Genomic research, which seeks to understand the structure and function of genomes, plays a significant role in a variety of sectors, including medicine, biotechnology, and evolutionary biology. It provides valuable insights into potential therapies for genetic disorders and fundamental life processes. However, the field also faces major challenges, particularly when it comes to modelling and interpreting complex biological sequences. Traditional genomic modelling approaches typically focus on individual elements, such as proteins or regulatory DNA, and often struggle with intricate, multi-scale interactions.
Acknowledging these difficulties, a team of researchers from Stanford University, Arc Institute, TogetherAI, CZ Biohub, and the University of California, Berkeley, just introduced Evo, a new genomic foundation model. Evo is designed to perform prediction and generation tasks on a scale ranging from individual molecules to entire genomes. Using a unique deep signal processing architecture, it can process large genomic datasets with a high degree of accuracy and detail.
Evo’s architecture, dubbed StripedHyena, combines attention mechanisms and convolutional operators to process long genomic sequences efficiently while maintaining high resolution at the single-nucleotide level. This functionality is critical for capturing detailed variations in genetic sequences. Furthermore, Evo has been trained on an extensive dataset encompassing 300 billion nucleotide tokens from whole prokaryotic genomes. This in-depth training allows the model to learn the intricate patterns of genomic sequences and predict and generate tasks across different molecular modalities.
The model’s performance in zero-shot function prediction and generation tasks is impressive. It has shown an ability to generate synthetic CRISPR-Cas molecular complexes and transposable systems. It can also predict gene essentiality with high accuracy and create coding-rich sequences up to 650 kilobases in length. Additionally, Evo outperforms existing domain-specific language models in several areas, demonstrating its advanced capabilities across various genomic tasks.

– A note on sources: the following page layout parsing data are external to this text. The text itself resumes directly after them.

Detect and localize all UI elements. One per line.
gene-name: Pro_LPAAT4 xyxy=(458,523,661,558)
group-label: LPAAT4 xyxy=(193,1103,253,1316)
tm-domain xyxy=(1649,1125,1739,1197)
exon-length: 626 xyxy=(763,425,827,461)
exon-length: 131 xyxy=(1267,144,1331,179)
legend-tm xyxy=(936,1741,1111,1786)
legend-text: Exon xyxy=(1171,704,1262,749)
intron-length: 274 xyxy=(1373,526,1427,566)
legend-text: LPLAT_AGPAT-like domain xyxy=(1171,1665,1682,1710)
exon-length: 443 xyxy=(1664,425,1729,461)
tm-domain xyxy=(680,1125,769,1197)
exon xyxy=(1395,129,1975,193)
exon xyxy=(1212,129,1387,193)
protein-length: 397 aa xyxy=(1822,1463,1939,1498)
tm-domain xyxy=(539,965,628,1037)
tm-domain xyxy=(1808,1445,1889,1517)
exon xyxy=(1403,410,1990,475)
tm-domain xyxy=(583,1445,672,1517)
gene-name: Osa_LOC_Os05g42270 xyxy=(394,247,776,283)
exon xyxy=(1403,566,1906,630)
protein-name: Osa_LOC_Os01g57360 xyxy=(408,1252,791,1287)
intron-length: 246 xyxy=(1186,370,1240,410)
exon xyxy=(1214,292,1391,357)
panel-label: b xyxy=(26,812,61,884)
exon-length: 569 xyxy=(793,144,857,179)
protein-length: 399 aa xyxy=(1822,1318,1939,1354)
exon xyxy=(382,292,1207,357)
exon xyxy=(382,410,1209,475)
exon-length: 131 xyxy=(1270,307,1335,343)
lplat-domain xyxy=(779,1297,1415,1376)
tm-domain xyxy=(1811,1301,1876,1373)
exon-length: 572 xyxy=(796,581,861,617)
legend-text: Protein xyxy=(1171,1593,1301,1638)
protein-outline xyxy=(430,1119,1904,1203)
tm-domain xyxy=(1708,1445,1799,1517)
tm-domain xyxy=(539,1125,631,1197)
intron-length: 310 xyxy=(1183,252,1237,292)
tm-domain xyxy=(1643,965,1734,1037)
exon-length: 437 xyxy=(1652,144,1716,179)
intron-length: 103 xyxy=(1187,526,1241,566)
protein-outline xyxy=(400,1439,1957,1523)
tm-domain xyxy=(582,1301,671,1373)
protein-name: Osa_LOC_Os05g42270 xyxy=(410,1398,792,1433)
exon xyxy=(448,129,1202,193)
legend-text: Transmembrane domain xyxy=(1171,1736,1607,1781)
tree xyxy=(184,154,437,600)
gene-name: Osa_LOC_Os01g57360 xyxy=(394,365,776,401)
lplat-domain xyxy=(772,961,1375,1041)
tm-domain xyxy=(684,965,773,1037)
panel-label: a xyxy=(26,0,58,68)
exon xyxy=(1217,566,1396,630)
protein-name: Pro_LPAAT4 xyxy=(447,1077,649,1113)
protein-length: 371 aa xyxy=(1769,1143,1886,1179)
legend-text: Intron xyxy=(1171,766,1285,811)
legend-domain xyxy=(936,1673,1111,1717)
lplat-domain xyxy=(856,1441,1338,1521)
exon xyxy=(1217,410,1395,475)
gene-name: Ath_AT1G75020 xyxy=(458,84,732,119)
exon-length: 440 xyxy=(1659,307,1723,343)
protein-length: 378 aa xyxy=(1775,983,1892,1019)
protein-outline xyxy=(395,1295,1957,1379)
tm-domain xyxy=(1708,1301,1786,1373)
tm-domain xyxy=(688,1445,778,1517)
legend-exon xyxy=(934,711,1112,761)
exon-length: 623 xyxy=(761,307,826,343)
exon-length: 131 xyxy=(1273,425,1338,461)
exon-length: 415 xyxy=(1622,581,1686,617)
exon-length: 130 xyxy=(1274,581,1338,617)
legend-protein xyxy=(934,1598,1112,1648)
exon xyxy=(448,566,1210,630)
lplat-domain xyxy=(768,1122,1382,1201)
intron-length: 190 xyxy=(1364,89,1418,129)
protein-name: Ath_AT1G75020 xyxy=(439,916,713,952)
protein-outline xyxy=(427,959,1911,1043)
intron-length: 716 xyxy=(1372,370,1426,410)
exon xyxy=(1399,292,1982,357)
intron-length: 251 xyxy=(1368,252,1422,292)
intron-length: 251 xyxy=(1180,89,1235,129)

From the broader context, Evo presents significant advantages over previous models in genomic research. The model’s ability to perform comprehensive genomic analysis and generation marks a significant leap in the field. Its success in modelling genomic data on a large scale, and its ability to predict and generate complex biological sequences, suggest new possibilities for the future of biological research and synthetic biology.